A Bari negli anni Cinquanta non c’era la tv, possedere un pallone era già tanto. Un giorno in strada ebbi un’intuizione inspiegabile: avevo la palla sul lato sinistro, così infilai il piede destro dietro il ginocchio mancino e calciai. Stupore: “ooohhh, che hai fatto”…. E io: ma che ne so Più avanti trovammo il nome, per noi ’sto colpo diventò l’incrociata“.

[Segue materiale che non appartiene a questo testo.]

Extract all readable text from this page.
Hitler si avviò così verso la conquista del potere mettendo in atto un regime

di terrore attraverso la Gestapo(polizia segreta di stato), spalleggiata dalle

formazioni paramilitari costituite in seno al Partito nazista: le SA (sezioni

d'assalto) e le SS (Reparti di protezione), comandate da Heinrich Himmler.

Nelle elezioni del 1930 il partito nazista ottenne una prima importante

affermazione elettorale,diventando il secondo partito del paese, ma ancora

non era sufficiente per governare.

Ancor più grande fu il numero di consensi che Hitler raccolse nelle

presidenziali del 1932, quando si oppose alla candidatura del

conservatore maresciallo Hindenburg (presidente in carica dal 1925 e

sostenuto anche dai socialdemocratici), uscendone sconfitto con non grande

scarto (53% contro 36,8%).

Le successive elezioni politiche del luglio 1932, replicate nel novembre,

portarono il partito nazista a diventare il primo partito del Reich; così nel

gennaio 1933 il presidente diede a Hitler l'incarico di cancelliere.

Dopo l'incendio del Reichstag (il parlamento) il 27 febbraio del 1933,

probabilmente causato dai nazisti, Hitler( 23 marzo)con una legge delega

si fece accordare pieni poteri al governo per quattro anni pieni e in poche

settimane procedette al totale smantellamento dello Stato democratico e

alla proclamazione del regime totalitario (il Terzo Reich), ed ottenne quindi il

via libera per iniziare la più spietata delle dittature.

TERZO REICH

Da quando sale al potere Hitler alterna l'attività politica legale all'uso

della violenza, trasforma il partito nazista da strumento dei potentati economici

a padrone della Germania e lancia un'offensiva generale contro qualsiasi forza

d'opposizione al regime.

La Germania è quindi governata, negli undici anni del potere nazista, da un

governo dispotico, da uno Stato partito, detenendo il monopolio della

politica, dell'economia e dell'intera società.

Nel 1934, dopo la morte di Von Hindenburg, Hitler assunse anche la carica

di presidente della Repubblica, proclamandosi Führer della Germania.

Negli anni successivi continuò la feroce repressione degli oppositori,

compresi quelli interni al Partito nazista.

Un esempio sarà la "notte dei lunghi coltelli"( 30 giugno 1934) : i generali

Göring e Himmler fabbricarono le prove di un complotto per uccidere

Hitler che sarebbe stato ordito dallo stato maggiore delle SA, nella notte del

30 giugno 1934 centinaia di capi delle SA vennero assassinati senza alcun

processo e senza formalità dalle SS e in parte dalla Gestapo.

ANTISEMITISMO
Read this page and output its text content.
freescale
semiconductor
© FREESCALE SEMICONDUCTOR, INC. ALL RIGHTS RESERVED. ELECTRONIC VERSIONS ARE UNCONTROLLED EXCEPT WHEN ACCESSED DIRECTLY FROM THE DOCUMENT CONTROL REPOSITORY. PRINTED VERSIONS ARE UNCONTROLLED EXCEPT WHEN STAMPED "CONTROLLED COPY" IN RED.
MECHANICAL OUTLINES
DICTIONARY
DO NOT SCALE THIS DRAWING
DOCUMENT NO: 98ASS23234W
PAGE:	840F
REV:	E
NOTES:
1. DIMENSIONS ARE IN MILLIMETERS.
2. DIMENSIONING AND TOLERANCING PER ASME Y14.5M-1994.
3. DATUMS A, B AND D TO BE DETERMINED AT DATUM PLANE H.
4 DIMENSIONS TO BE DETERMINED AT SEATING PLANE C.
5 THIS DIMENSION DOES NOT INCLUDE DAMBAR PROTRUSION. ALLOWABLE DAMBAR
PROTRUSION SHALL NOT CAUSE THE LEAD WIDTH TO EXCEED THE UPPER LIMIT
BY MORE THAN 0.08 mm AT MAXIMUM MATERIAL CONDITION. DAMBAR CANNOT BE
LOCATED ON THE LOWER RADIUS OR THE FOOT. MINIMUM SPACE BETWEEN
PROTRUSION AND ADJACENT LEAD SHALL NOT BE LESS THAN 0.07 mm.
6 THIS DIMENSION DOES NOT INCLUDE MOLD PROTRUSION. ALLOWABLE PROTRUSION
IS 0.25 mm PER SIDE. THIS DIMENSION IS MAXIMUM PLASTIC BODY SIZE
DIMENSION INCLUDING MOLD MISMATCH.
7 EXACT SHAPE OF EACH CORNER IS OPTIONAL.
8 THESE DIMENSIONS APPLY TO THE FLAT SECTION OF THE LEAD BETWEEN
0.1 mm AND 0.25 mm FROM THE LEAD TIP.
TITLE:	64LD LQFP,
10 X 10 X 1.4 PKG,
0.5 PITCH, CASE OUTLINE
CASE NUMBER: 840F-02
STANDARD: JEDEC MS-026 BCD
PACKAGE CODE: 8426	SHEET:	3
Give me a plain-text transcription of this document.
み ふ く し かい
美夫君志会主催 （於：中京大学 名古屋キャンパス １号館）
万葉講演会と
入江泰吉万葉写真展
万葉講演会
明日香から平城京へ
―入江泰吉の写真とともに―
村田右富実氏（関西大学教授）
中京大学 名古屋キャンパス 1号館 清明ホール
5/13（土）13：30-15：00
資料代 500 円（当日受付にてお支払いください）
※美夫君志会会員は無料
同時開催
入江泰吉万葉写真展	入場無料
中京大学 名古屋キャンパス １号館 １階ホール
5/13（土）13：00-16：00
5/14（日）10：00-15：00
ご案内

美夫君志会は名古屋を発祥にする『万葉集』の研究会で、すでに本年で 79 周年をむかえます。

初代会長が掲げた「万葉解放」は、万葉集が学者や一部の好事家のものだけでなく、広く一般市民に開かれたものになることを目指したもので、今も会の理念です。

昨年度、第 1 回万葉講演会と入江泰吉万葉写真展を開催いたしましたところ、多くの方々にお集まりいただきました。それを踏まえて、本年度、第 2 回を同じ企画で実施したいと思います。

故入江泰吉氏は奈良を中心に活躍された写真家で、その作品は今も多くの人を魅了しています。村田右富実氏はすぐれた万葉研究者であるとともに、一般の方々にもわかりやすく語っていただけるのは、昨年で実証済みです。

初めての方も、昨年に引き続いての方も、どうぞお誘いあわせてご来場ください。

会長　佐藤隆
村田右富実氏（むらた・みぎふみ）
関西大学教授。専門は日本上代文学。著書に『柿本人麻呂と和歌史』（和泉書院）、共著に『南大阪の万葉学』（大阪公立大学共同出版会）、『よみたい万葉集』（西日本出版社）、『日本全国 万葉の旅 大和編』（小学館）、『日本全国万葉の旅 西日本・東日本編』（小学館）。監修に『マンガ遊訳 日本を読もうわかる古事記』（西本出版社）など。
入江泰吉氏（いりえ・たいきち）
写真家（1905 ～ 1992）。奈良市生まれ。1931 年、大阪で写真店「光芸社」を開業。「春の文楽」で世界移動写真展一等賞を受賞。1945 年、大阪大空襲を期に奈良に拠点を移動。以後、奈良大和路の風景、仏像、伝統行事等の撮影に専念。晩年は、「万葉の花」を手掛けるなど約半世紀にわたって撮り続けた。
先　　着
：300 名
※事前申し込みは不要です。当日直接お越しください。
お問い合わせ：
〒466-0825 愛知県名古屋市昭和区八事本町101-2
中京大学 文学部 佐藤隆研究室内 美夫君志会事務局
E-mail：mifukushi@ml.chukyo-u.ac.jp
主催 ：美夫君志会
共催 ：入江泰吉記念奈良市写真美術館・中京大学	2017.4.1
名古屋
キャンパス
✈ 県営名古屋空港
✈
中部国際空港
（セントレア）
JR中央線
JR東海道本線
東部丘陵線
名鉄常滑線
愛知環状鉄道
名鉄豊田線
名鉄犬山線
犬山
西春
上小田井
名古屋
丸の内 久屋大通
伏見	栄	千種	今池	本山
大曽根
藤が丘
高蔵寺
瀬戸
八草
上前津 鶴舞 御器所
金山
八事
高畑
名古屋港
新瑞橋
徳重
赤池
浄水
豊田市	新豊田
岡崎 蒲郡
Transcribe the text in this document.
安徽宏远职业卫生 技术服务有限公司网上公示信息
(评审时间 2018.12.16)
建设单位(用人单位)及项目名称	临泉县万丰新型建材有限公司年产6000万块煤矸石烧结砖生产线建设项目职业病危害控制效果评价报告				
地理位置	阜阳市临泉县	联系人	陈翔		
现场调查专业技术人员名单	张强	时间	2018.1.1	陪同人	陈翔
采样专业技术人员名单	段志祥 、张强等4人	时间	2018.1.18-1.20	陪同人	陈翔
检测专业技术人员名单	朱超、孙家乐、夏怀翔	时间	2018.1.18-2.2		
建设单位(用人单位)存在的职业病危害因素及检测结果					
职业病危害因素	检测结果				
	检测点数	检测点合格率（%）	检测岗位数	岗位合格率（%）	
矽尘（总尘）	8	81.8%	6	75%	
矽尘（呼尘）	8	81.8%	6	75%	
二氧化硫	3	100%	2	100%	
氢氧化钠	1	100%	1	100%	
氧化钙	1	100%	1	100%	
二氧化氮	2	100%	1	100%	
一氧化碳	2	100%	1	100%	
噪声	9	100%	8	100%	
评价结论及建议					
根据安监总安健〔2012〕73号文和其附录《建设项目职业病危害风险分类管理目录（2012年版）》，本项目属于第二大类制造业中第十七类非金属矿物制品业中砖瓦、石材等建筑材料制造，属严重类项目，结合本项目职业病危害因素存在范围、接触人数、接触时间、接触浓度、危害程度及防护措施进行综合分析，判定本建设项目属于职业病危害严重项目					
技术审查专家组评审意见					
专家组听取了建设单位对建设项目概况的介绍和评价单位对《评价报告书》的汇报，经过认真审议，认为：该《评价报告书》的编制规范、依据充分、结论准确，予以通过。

Il re dell’incrociata, dunque, non sapeva che prima o poi l’avrebbero chiamata rabona né che Pelé in persona avrebbe chiesto di lui: “Tanto tempo fa Pelé venne in Italia — racconta Roccotelli — e finì a parlare di incrociate. Vi giuro che a un certo punto disse: “So che c’è un italiano bravo a fare le rabone, un tipo coi baffi, me ne hanno parlato”. Si riferiva a me, a chi sennò?, e non potete capire la soddisfazione“.

Cocò Roccotelli
Cocò Roccotelli

Roccotelli è però passato alla storia per un’altra faccenda., per una frase, questa: “E piantala, un cross di Roccotelli vale più di tutto il campionato di pallacanestro“. Si tratta delle parole di Guido Lajolo, cronista del settore calcio della redazione sportiva del Corriere della Sera, in una domenica degli anni Settanta, in risposta a Zelio Zucchi, prima firma del basket che si lamenta per il poco spazio concesso al suo sport.

É uno dei pochi calciatori, forse l’unico, a darsi il soprannome per conto suo: “Quando ero giovane, tutti parlavano del Brasile di Didì, Vavà e Pelé. Un giorno non ce l’ho fatta più e ho detto: e allora a me chiamatemi Cocò. Didì, Vavà, Pelé e Cocò: bello, no?“.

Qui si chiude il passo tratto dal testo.